The hard part for DR has always been replicating data from the production site to the recovery site. You have to make sure all of the data gets across to the recovery site in time and consistently. Since we are a rather large VMware shop, and the entire production environment is now VMs, all we have to do is replicate the VMs and their additional data to the recovery site.
We use a number of tools for replication:
- SAN based replication (Compellent)
- VMware’s Site Recovery Manger (in evaluation at the moment)
- Offsite replication of our daily backups (Quantum DXi)
The SAN replication moves the data that is not encased in a VM, in our case, file server data. vRanger and VMware’s SRM replicate the VMs. vRanger is cheap, is poorly integrated with vCenter, and has a rather weak understanding of Recovery Point Objectives. SRM is awfully expensive, can be managed from the vSphere client and will plan the replication schedule to make sure the replica is never older than you specify.
All of these are great tools, but I had been banging my head against the wall trying to identify why the replication processes are unable to make full use of the available bandwidth. SAN to SAN replication was just fine, but vRanger and SRM were struggling. I tested various TCP performance enhancements, opened cases with VMware, etc. Nothing helped until we installed a shiny new Compellent SAN in the DR location.

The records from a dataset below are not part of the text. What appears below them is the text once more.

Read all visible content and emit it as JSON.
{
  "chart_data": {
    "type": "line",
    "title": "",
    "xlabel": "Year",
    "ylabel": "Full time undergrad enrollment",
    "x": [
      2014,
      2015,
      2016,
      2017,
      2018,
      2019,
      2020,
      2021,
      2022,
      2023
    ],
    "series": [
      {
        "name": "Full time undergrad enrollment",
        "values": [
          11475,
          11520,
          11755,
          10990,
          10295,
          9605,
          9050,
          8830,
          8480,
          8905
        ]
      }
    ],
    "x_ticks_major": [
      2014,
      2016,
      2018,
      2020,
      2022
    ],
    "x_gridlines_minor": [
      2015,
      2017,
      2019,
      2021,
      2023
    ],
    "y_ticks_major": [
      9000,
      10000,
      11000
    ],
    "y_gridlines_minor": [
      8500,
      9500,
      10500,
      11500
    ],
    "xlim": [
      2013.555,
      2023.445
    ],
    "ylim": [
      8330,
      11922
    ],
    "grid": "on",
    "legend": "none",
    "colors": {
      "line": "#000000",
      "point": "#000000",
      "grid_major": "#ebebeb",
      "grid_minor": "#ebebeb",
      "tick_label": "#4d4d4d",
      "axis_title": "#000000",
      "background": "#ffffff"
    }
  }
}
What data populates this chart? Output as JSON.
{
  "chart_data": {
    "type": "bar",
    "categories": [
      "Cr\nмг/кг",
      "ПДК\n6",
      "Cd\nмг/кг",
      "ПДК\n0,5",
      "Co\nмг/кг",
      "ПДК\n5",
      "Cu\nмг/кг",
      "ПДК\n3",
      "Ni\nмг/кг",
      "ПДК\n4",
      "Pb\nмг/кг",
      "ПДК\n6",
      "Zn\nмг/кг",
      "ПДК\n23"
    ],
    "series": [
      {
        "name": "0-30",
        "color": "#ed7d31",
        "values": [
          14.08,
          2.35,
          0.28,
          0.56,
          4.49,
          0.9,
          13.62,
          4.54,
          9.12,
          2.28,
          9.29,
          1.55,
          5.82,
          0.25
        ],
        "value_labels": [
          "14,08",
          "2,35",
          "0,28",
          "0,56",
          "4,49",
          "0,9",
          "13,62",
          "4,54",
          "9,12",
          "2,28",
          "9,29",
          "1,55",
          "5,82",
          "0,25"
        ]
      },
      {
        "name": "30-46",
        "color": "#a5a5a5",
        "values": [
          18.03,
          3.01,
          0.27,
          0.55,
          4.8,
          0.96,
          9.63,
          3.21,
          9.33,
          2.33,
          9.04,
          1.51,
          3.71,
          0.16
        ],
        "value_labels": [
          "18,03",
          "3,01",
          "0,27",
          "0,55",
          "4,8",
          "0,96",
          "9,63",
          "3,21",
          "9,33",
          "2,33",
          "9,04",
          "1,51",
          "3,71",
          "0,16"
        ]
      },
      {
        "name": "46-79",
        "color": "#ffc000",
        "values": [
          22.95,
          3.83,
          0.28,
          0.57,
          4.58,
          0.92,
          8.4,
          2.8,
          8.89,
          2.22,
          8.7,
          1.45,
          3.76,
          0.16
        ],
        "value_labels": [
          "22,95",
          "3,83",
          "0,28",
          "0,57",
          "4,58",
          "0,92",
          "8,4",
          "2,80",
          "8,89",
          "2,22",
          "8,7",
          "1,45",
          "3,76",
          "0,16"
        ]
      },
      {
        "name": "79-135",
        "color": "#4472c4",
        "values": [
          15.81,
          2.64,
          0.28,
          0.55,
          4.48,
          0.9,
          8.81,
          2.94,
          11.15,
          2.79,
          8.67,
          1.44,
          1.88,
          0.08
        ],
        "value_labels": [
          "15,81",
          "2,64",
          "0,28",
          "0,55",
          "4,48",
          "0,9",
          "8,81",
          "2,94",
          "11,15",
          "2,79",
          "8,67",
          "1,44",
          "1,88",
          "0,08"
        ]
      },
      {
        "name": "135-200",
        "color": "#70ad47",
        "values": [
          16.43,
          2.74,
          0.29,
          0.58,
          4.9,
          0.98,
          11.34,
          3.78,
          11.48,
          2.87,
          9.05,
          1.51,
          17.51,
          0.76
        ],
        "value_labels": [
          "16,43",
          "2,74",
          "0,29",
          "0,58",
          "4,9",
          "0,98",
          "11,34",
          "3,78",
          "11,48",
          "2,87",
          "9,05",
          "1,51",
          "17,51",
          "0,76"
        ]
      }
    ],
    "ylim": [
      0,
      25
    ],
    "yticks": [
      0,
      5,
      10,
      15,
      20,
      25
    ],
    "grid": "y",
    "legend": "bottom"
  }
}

By the time the new SAN came in, I was getting quite frustrated with the DR replications. Every night at least 10% of the replication processes would fail. Some required a restart, others were in such a bad state the replica VMs had to be wiped and re-synced. It was bad. Really bad. When the new SAN was installed, the first thing I did was move a few of the troublesome replications to the new SAN. I nearly fell out of my chair when I looked at the bandwidth stats! The replications were running flat out, using the entire capacity of the WAN link. This had never happened before! All of the replicas are now running to the new SAN and the replication failure rate is less than 1%. Yes!
As it turns out, recovery site storage performance is critical in reducing the latencies in the replication process. I was using an old hand-me down Compellent, as well as a Quantum DXi as storage devices. The IOPS performance of the new SAN beats both of these devices by at least an order of magnitude. And it shows in the replication performance.
So, if you are having VM replication performance issues, take a look at your DR site SAN. It might not be good enough.